Dat is een miserabel ding
Te vallen op de oude bloeijen
Daar m' aan een paap of vreemdeling
Geen mortepaaijen durft besnoeijen.
3o. wordt ook een soldaat, die zoowel in oorlog als in vrede, altijd in dezelfde bezetting blijft liggen, een mortepaai genoemd.
De Jager wijdt in de Taalgids van 1860 enkele bladz. aan dit woord.
Wat de etymologie betreft, verwijst de J. naar het Zeemans-Woordenboek van Mr. J. van Lennep, waar het als morte-paie voorkomt. Van Lennep acht het òf een stuk geschut òf een persoon, die aan boord is, zonder op de monsterrol te staan.
Het Fransche morte-paie beteekent niets anders dan doode, verloren soldij. Men paste het vervolgens toe op de niet aangeworven matrozen, die op het schip waren, soldaten die uitgediend zijn en het genadebrood eten: ten slotte op een loos geschut.
Ons woord mortepaai is dus de soldij, die men ‘om Godswil’ geeft.

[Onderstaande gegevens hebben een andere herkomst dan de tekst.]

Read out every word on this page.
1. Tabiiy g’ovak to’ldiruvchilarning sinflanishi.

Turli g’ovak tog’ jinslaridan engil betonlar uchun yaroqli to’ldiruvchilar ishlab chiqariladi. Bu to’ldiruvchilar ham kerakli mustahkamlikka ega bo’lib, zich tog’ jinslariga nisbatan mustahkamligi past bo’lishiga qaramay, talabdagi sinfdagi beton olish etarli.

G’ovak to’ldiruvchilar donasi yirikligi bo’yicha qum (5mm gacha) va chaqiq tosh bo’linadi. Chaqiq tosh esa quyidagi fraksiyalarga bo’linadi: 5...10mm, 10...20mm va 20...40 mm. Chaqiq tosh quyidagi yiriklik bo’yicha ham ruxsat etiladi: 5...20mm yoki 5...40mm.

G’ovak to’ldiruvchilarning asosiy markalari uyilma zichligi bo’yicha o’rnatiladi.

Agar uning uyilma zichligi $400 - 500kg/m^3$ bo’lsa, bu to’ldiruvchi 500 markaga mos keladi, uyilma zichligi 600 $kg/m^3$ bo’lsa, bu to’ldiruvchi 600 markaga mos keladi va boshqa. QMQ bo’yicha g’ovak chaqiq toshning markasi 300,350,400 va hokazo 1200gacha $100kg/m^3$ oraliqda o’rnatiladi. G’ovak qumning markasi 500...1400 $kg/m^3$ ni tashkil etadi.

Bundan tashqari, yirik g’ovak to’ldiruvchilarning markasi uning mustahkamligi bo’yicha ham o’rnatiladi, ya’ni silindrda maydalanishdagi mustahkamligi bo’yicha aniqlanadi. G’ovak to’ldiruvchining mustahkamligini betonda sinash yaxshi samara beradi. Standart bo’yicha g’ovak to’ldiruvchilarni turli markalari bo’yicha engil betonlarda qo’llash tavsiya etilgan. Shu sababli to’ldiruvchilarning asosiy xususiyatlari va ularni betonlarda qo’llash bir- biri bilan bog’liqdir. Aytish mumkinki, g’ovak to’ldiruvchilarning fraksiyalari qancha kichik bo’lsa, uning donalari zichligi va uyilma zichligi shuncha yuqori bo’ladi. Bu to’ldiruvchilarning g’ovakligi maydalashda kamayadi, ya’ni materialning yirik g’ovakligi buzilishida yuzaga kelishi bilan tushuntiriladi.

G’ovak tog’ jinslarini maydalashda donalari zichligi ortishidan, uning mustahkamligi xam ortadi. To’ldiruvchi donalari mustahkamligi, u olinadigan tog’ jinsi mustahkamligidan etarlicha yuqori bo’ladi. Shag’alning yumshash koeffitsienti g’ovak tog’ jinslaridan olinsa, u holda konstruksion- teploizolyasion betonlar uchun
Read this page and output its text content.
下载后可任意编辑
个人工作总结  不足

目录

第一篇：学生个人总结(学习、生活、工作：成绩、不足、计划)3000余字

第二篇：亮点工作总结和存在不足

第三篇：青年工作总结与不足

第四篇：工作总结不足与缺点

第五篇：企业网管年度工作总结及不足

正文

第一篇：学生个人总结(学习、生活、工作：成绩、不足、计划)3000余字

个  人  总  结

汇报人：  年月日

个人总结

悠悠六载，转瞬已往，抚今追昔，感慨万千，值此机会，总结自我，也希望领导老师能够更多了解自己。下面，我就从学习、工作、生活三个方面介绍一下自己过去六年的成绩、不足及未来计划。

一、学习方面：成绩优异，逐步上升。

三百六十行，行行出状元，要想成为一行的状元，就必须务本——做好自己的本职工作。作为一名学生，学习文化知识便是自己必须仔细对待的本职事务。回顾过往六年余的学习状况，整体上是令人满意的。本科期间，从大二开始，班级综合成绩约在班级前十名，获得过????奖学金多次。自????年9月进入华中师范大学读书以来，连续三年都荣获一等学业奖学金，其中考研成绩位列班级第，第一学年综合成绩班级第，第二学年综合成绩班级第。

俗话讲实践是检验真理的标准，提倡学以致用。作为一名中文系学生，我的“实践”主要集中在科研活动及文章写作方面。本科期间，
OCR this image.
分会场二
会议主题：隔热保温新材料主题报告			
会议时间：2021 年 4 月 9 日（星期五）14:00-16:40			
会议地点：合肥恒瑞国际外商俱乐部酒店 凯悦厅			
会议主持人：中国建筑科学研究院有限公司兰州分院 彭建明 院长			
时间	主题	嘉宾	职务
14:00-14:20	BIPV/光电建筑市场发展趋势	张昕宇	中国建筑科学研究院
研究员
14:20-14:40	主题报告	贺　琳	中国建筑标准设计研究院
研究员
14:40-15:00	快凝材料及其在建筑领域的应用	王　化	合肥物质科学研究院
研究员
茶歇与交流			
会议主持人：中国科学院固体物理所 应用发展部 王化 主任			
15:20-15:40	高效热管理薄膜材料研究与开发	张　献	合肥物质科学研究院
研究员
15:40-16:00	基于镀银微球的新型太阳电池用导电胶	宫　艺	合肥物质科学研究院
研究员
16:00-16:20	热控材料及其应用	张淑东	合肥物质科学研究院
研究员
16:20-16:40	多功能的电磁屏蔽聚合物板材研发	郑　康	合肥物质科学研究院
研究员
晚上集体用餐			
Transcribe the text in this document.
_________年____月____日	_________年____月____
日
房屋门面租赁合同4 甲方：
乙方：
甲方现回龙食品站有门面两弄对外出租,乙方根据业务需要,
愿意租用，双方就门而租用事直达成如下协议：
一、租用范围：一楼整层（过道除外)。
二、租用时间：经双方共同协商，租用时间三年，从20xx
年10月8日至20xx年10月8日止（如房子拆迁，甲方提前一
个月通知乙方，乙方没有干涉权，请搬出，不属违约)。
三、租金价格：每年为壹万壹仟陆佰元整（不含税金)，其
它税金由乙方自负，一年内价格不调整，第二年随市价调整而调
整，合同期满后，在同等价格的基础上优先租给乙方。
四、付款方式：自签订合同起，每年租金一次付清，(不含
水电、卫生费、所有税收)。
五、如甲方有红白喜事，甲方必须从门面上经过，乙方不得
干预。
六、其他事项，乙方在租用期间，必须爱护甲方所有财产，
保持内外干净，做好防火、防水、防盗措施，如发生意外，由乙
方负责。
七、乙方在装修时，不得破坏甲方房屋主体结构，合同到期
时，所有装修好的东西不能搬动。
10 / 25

Halma verklaart het woord als: ‘soldaat in deselve besetting bij tijden van oorlog en vrede altijd leggende.’
In het ‘Orangien Lelyhof’ lezen we:
Want ofschoon Barbarouss al wederstand aen bood
Men sach sijn Ruijtermans, haps, traps, voetstaends verwaeyen:
Dies vlucht hij in de Stad, bij soldaets mortepayen.
En bij Geschier (blz. 67) Des Wereldts Proefsteen.
Soo ghij mij wilt overstrijden
Dat U bloedt is oudt van tijden
En wel over duijsent jaar
Ick sal met een woordt U paeijen
Dit en sijn maer moorte-paeyen
Ghij en hebt hier gheen gelijck
T zijn al Ridders in het slijk.
Bij Langendijk (Gedichten II 193) komt het nog voor in den zin van ‘booze kwaal of duivel’.
Hans zegt tegen Klaar op ouderwetsch-pittige manier:
Ziedaar, de mortepaaij moet jou en mij dan schennen
Heb jij het hart, dat jij karonje mij verlaat.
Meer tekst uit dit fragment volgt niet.